Trente-deux ans, — car le bon géant s’en est allé le 8 mai 1880, sans avoir même atteint la soixantaine, étant de 1821.

Peu de ses contemporains, même parmi les jeunes du temps, assisteront à ce festival rédhibitoire, où l’éternelle bêtise humaine fera une fois de plus amende honorable au génie. Je cherche autour de moi ceux qui, sexagénaires à leur tour, peuvent encore, autour de la statue, s’entretenir du modèle, et déjà je ne me nomme plus personne. Tous ceux de son « grenier » sont partis. Ce beau tas de neige est fondu, comme celui des dames de Villon. Où est Daudet, où est Zola, où est Banville, où est Heredia, et Goncourt, et Coppée et Maupassant ? Où est Tourgueneff, qu’il appelait son « moscove » ? Ils ont rejoint, ah ! si l’on savait où, Renan, Leconte de Lisle et l’oncle Beuve, ses vieux amis, et la bonne Princesse et ce Maxime Du Camp, et le cher Louis Bouilhet, qui, « lui aussi, avait l’h dans son nom ! »

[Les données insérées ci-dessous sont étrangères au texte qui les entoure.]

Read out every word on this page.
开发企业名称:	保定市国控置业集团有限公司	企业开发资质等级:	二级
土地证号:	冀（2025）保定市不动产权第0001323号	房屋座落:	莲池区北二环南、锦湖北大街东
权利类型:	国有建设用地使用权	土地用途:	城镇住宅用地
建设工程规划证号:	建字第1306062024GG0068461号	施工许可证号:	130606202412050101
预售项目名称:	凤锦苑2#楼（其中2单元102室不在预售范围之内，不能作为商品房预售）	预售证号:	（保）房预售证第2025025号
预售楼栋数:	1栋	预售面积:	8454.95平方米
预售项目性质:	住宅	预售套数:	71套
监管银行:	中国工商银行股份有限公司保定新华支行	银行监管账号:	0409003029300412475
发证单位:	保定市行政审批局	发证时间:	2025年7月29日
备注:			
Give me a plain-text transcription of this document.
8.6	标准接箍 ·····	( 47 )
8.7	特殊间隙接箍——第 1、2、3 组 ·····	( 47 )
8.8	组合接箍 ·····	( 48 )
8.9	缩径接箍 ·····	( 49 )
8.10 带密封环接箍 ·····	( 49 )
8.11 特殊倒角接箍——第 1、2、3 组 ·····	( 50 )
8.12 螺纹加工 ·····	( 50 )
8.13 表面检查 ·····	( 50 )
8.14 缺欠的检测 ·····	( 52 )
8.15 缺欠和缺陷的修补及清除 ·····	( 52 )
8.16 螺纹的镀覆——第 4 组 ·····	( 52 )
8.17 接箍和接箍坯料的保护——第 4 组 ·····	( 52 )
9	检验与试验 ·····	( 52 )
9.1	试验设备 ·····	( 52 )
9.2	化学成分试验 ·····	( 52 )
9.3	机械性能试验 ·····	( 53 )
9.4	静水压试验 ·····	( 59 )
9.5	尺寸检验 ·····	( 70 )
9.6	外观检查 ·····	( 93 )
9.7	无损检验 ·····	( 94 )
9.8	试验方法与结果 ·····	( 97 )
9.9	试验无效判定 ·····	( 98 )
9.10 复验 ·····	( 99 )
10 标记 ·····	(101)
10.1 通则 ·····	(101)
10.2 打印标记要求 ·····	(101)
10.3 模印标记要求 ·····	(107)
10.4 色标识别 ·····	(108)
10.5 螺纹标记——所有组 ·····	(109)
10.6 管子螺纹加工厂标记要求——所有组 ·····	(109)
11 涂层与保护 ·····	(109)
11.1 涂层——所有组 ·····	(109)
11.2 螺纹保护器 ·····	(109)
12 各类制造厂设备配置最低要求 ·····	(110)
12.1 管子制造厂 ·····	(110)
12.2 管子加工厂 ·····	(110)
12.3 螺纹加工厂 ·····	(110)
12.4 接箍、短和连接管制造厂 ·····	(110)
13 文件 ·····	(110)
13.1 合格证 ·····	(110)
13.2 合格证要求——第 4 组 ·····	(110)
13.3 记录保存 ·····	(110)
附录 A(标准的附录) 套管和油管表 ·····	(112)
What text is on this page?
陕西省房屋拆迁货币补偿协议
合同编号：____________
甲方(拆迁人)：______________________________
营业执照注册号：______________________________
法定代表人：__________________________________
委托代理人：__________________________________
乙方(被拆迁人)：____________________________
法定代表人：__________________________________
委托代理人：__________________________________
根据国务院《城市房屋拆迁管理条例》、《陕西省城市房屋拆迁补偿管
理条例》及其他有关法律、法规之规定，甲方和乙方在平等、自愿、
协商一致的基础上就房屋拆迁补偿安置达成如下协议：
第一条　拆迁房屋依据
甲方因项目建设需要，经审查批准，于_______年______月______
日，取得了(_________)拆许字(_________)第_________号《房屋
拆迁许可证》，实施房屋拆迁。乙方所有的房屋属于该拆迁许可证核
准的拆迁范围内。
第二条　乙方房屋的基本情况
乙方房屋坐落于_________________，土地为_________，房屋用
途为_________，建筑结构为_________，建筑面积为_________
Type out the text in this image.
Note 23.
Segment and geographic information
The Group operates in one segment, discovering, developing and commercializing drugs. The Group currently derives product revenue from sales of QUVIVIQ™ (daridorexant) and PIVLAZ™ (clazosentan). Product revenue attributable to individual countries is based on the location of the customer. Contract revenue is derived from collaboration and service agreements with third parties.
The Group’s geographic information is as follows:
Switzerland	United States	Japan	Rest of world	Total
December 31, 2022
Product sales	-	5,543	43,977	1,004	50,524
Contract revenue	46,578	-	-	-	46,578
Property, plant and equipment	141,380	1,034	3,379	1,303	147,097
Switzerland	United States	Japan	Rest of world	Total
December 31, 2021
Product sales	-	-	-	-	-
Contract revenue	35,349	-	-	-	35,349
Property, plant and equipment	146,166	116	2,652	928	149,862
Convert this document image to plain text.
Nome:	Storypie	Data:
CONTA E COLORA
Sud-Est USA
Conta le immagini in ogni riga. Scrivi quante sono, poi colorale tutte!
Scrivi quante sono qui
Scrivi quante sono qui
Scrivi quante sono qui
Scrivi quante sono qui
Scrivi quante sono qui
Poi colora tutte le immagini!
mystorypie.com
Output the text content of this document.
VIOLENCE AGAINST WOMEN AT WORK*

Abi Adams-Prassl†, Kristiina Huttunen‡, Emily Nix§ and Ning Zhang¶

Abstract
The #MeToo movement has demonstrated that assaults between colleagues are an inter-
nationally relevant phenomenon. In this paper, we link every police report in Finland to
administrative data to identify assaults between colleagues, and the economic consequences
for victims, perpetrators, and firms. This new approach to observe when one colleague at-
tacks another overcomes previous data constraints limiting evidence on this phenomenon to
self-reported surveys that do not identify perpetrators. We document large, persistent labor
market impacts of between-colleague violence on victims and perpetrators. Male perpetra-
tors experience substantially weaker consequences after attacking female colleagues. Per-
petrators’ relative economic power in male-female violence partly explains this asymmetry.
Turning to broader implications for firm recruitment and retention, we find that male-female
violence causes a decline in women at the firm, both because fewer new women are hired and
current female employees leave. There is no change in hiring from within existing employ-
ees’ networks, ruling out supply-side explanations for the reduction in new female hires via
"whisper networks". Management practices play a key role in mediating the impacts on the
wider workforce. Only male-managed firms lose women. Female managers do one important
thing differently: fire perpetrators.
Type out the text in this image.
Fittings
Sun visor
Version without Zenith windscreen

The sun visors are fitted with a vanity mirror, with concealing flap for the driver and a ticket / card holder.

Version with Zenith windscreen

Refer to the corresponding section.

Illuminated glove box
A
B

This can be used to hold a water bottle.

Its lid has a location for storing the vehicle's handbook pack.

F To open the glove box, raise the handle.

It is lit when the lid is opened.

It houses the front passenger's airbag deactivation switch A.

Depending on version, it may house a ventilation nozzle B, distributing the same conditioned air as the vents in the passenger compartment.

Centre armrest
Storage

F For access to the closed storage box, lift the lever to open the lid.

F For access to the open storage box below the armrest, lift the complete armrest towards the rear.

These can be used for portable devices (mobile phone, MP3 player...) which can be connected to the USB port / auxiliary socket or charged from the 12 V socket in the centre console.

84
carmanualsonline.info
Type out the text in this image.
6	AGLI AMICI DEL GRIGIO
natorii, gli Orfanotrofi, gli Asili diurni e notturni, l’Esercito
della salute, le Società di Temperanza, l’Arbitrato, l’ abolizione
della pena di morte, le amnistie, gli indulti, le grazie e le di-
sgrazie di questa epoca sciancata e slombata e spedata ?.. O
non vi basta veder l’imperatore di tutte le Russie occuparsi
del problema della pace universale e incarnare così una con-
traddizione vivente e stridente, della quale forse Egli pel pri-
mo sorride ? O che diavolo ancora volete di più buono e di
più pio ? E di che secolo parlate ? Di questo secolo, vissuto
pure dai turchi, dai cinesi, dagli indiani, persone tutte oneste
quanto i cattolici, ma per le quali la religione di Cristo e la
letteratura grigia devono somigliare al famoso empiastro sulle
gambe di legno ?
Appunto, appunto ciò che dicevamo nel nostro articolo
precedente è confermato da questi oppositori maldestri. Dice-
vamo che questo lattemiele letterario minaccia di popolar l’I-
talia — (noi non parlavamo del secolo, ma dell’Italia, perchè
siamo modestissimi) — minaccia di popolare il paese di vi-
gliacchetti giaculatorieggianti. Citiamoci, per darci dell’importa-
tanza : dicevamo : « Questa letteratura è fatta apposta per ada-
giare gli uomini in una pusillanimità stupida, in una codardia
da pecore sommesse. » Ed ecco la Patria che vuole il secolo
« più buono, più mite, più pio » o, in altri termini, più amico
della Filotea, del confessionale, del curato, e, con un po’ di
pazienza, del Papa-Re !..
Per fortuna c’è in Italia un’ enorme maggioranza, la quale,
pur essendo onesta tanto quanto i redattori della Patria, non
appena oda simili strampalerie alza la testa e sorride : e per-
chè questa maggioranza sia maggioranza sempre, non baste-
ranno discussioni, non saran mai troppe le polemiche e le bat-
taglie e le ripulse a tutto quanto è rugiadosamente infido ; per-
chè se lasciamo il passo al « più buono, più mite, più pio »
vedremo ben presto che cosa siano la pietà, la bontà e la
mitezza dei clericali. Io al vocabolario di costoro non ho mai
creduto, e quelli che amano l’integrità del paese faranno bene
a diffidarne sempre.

Mais que Rouen se rassure, tous ceux d’aujourd’hui seront là, le flambeau transmis à la main, puisque la torche passe, et, si vaste qu’elle soit, la place Flaubert sera trop petite, car l’heure est venue.

Je me rappelle l’effet terrible que produisit dans notre petit monde des poètes, le 8 mai 1880, la nouvelle de cette mort de Gustave Flaubert[1] à laquelle personne n’ajouta foi d’abord et qui fut traitée d’extravagante. Mort, qui, lui ? Comment, mort ? C’est

  1. Voir le deuxième volume des Souvenirs d’un enfant de Paris, de la page 129 à la page 150.